In a novel investigation in which physicians were given brain scans as they thought they were treating patients, researchers at Massachusetts General Hospital and Harvard Medical School say they now have scientific evidence showing that doctors really do feel their patient’s pain – and can also feel their relief after treatment. The study was published in the journal Molecular Psychiatry.
“Our findings showed that the same brain regions that have previously been shown to be activated when patients receive placebo therapies are similarly activated in the brains of doctors when they administer what they think are effective treatments,” said lead author Karin Jensen, PhD, an investigator in the Department of Psychiatry at Massachusetts General Hospital.
She added that the brain scans showed that doctors who empathized with their patients’ feelings also experienced higher satisfaction during patients’ treatments.
While some behavioral research has suggested that physicians influence patient outcomes, Jensen said that there has been little effort directed at understanding the biology underlying the physician component of the clinical relationship.
Hoping to change that, Jensen and her colleagues developed unique equipment that would allow them to conduct magnetic resonance imaging (MRI) of the physicians’ brains while they had face-to-face interactions with patients, including observing patients as they underwent pain treatments.
The 18 doctors involved in the study were asked to administer pain relief with what they thought was a pain-relieving electronic device, which was actually a non-active “sham” device.

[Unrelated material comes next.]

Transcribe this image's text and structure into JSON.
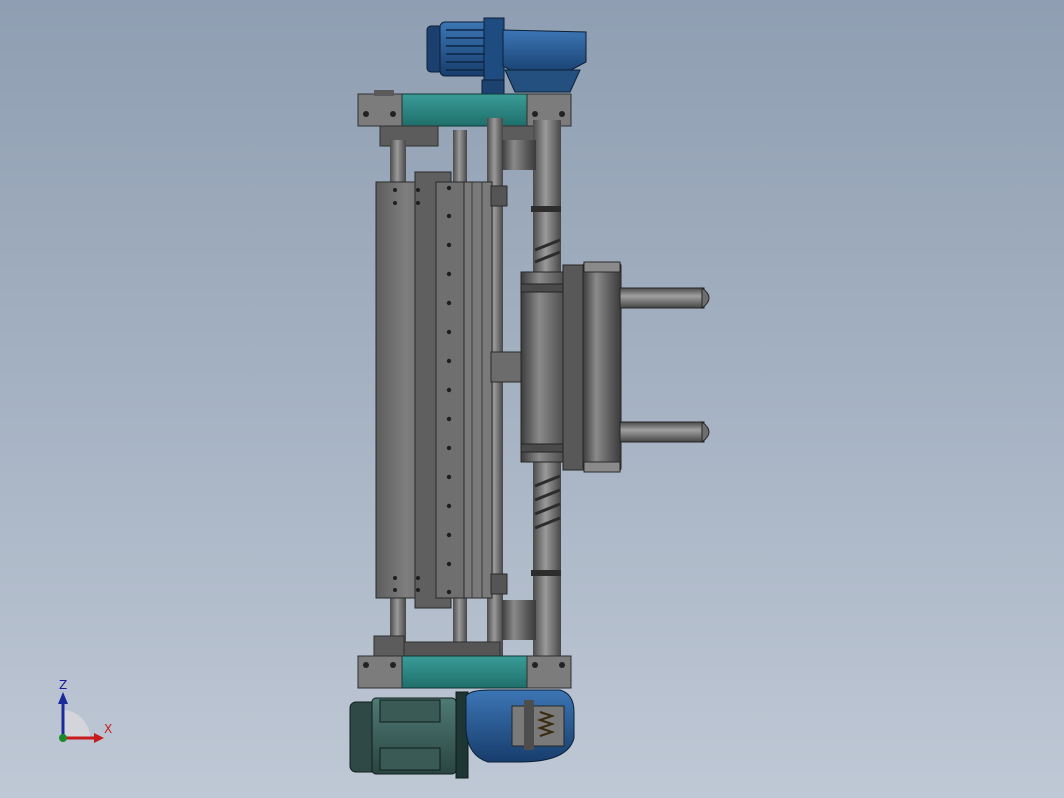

Two 25-year-old females played the role of “patients” and followed a rehearsed script.
In order to convince the doctors that the device worked, investigators administered a dose of “heat pain” on the doctors’ arms to gauge pain threshold and then “treated” them with the fake machine, reducing the heat stimulation to show that the therapy worked.
The physicians underwent MRI scans during the heat stimulation so researchers could see exactly which brain regions were activated during first-person perception of pain.
During the next portion of the study, each doctor was introduced to a patient and asked to perform a standardized clinical exam in order to establish a rapport with the patient before MRI scanning. Doctors also answered a questionnaire to measure their self-reported perspective-taking skills.
After being led into a scanning room, the doctor was equipped with a remote control that could activate the fake analgesic device when prompted. Mirrors inside the scanner allowed doctors, who were seated on a chair next to the scanner’s bed, to maintain eye contact with the patient. They were then hooked up to both the thermal pain stimulator and the pain-relieving device.
The physicians were then instructed to either treat a patient’s pain or to press a control button that provided no relief.
When doctors were told not to activate pain relief, the patient exhibited a painful facial expression as the physicians watched. When instructed to treat the patients’ pain, doctors could see that the subjects’ faces were neutral and relaxed — the result of pain relief.
It was during these doctor-patient interactions that MRI scans measured the doctors’ brain activity. While treating patients, the physicians activated the region of the brain previously implicated in the placebo response.
Additionally, researchers found that a doctor’s ability to empathize with their patients’ corresponded to both brain activations and subjective ratings. Those who reported high perspective-taking skills were more likely to show activation in the region of the brain associated with reward.
“We already know that the physician-patient relationship provides solace and can even relieve many symptoms,” said senior author Ted Kaptchuk, director of the Program in Placebo Studies and Therapeutic Encounter, and Associate Professor of Medicine at Harvard Medical School.
“Now, for the first time, we’ve shown that caring for patients encompasses a unique neurobiology in physicians,” said Kaptchuk. “Our findings provide early evidence of the importance of interacting brain networks between patients and caregivers and acknowledge the doctor/patient relationship as a valued component of health care, alongside medications and procedures.”
“Our ultimate goal is to transform the ‘art of medicine’ into the ‘science of care,’ and this research is an important first step in this process as we continue investigations to find out how patient-clinician interactions can lead to measurable clinical outcomes in patients.”